A former 626 Hospice employee told the DOJ that one patient's family member "complained because the patient signed the hospice consent form and it was not explained to the patient that he had six months or less to live," according to the Gill complaint.
One woman, identified as H.G., was allegedly visited by nurses from 626 Hospice who checked her sugar levels, cholesterol and blood pressure. "H.G. said 626 Hospice also sent a social worker to see her, and she had the name and number of a nurse to call when she needed medicine," the complaint recounts. "626 Hospice stopped visiting her home in mid-February 2021. H.G. said no one had ever told her that she had a terminal diagnosis or that she had six months or less to live. H.G. had seen a cardiologist for chest pain and the cardiologist told her that she did not have a serious condition."
A patient identified as T.U., who was also listed by 626 Hospice as needing palliative care, told federal investigators he had previously been told "a long time ago he had six months to live and had previously been on hospice, but laughed and said it was a long time ago and he was still alive," per the complaint.

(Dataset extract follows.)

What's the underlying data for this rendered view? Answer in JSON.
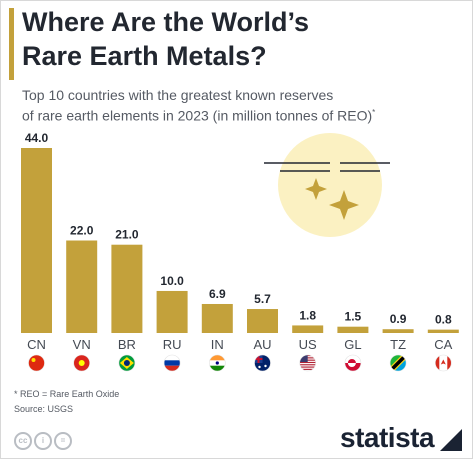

Gladwin Gill, who is reportedly a psychologist, and his wife, who is a registered nurse, are both charged with health care fraud and scheduled to appear at a preliminary hearing on April 23.
"They schemed to defraud the nation's health care system out of more than $50 million — including by running sham hospice care facilities that bilked Medicare by using people without terminal illnesses as beneficiaries," the DOJ said in a press release announcing the arrests, which came as part of "Operation Never Say Die," per the department.
"We are enforcing a zero-tolerance policy for criminals who defraud American taxpayers," said First Assistant United States Attorney Bill Essayli. "The defendants arrested … are charged with stealing millions of dollars of health care benefits … and now face years in federal prison."